What we see on stage is a group of people whose lives have been coarsened by circumstances, constrained by grinding, exploited poverty as they labour for little reward. No wonder their exchanges have been reduced to gossip rather than conversation, revolving around the petty grievances of daily life. The problem is that Wesker’s writing lacks the ability to leap into the family’s minds; it’s a sociological study rather than a drama.
Diyan Zora’s stylised, non-naturalistic staging pushes them further away. On a red revolving set by Naomi Dawson, Lee Curran’s lighting design bathes Beattie in shafts of bright white as she parrots Ronnie’s words. When she dances to an example of the classical music that her mother has dismissed as “squit”, she is suddenly liberated into a new world. Her final speech, when she finds the language to define herself, is meant to be the first step to self-realisation.
Yet the scenes that land most vividly are those when her peculiar brand of stubbornness, her determination to find a different life, come into conflict with her mother’s weary resilience. Sophie Stanton’s tight-lipped Mrs Branton is one of life’s copers, turning the hourly arrival of the village bus into an event, getting ready to face whatever disaster is about to strike. The play’s contempt for her is wearying and the production doesn’t do enough to address it.
John Osborne’s Look Back in Anger also drips with contempt, full of controlled venom and savage spite. An excellent Billy Howle endows Jimmy Porter’s rants against everything that offends him – women, posh people, the world – with an almost unbearable power. There are too many words, but they still spit and bite.
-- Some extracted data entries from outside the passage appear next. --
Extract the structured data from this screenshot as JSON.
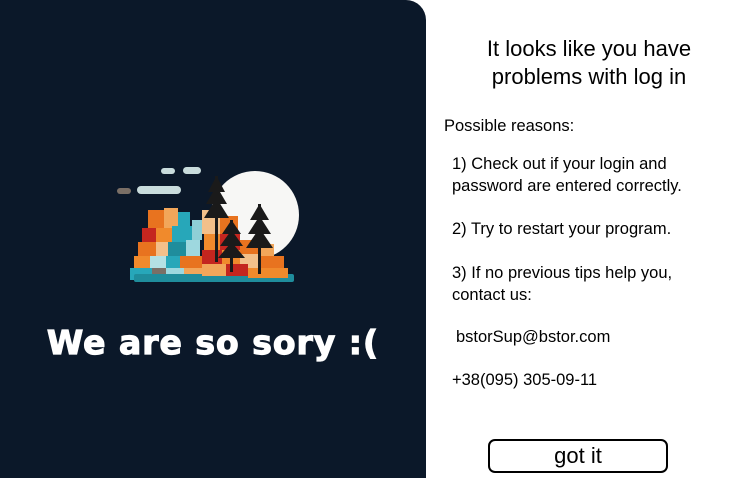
{
  "left_panel": {
    "apology_text": "We are so sory :(",
    "illustration_icon": "forest-landscape-illustration"
  },
  "right_panel": {
    "heading_line1": "It looks like you have",
    "heading_line2": "problems with log in",
    "reasons_label": "Possible reasons:",
    "tip1_line1": "1) Check out if your login and",
    "tip1_line2": "password are entered correctly.",
    "tip2": "2) Try to restart your program.",
    "tip3_line1": "3) If no previous tips help you,",
    "tip3_line2": "contact us:",
    "email": "bstorSup@bstor.com",
    "phone": "+38(095) 305-09-11",
    "button_label": "got it"
  },
  "colors": {
    "panel_background": "#0b1829",
    "orange": "#e8731f",
    "teal": "#27a7b9",
    "red": "#c4261f",
    "moon": "#f5f5f5"
  }
}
The writing ranges from the observational – Jimmy describes living in a flat beneath two women when “even a simple visit to the lavatory sounded like a medieval siege” – to the insightful, as when Alison (a fragile Ellora Torchia) observes to her army general father “you’re hurt because everything has changed. Jimmy is hurt because everything is the same” – and for all its verbosity, it always feels as if it comes from the heart.
Director Atri Banerjee also gets the best of the shared abstract design. Here the revolve has a second platform within it, which drops to create an abyss at the centre; the play opens with Jimmy flat on the floor, staring into nothingness, a perfect image of his despair at a modern life which is failing all his hopes and dreams. “There aren’t any good, brave causes left,” he famously exclaims, and Howle’s extraordinary, intense performance lets you see the weight of unhappiness that has caused.
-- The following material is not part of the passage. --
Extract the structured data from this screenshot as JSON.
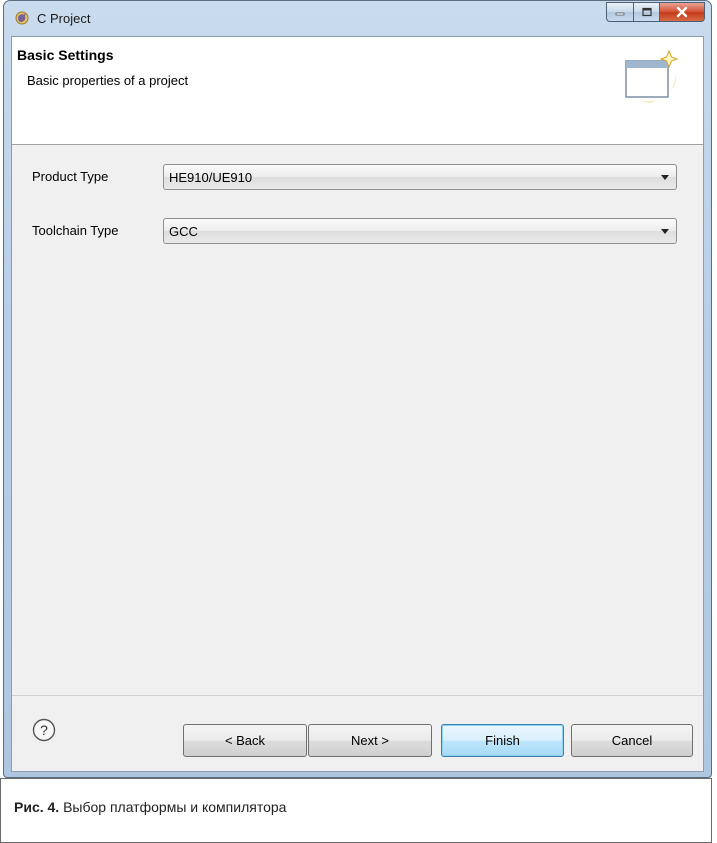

His Jimmy really is lost and by emphasising that, Banerjee subtly counteracts Osborne’s unbearable desire to see this ruthless man-child as a hero. He also switches the attention to Alison’s pain, conjuring – particularly towards the end of a long but engrossing first act – a portrait of an abusive relationship where neither partner can truly leave the toxicity they are creating. Peter Rice’s sound design, full of Jimmy’s blousy trumpet playing and harsher sounds of bells and brass, underlines the enclosed nature of their world.
At the close, ash falls from the sky, and Curran’s smoky lighting gets more shadowy, leaving this sad couple trapped in a “silly symphony of their own making”, isolated by their own need. It’s an intelligent reading of Osborne’s over-emphatic play, much bolstered by excellent supporting performances from Iwan Davies as good-hearted Cliff, Clark as the ambiguously interfering Helena in this play, and Deka Walmsley as Alison’s upright father.
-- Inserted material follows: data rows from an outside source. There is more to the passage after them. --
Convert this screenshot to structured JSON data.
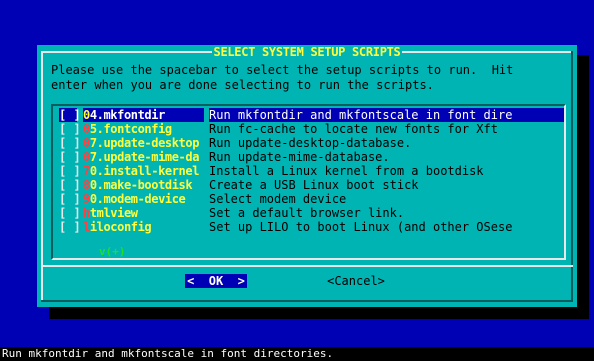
{
  "dialog": {
    "title": "SELECT SYSTEM SETUP SCRIPTS",
    "instructions": "Please use the spacebar to select the setup scripts to run.  Hit\nenter when you are done selecting to run the scripts.",
    "more_indicator": "v(+)",
    "items": [
      {
        "check": "[ ]",
        "hot": "0",
        "rest": "4.mkfontdir",
        "desc": "Run mkfontdir and mkfontscale in font dire",
        "selected": true
      },
      {
        "check": "[ ]",
        "hot": "0",
        "rest": "5.fontconfig",
        "desc": "Run fc-cache to locate new fonts for Xft",
        "selected": false
      },
      {
        "check": "[ ]",
        "hot": "0",
        "rest": "7.update-desktop",
        "desc": "Run update-desktop-database.",
        "selected": false
      },
      {
        "check": "[ ]",
        "hot": "0",
        "rest": "7.update-mime-da",
        "desc": "Run update-mime-database.",
        "selected": false
      },
      {
        "check": "[ ]",
        "hot": "7",
        "rest": "0.install-kernel",
        "desc": "Install a Linux kernel from a bootdisk",
        "selected": false
      },
      {
        "check": "[ ]",
        "hot": "8",
        "rest": "0.make-bootdisk",
        "desc": "Create a USB Linux boot stick",
        "selected": false
      },
      {
        "check": "[ ]",
        "hot": "9",
        "rest": "0.modem-device",
        "desc": "Select modem device",
        "selected": false
      },
      {
        "check": "[ ]",
        "hot": "h",
        "rest": "tmlview",
        "desc": "Set a default browser link.",
        "selected": false
      },
      {
        "check": "[ ]",
        "hot": "l",
        "rest": "iloconfig",
        "desc": "Set up LILO to boot Linux (and other OSese",
        "selected": false
      }
    ],
    "buttons": {
      "ok": "<  OK  >",
      "cancel": "<Cancel>"
    }
  },
  "statusbar": {
    "text": "Run mkfontdir and mkfontscale in font directories."
  },
  "colors": {
    "background": "#0000b4",
    "dialog": "#00b4b4",
    "highlight": "#0000b4",
    "title": "#ffff3c",
    "hotkey": "#ff4040"
  }
}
In the end, neither production quite makes the case for the plays as illuminating for today. As time has passed, it’s interesting how much closer the works of Coward and Rattigan, with their insight into eternal truths of the soul, speak to our times than their politically locked and self-consciously ‘radical’ successors. But Tynan was half right. Both Roots and Look Back in Anger are plays we should want to see, relevant markers in modern British history. The Almeida deserves applause for these revivals.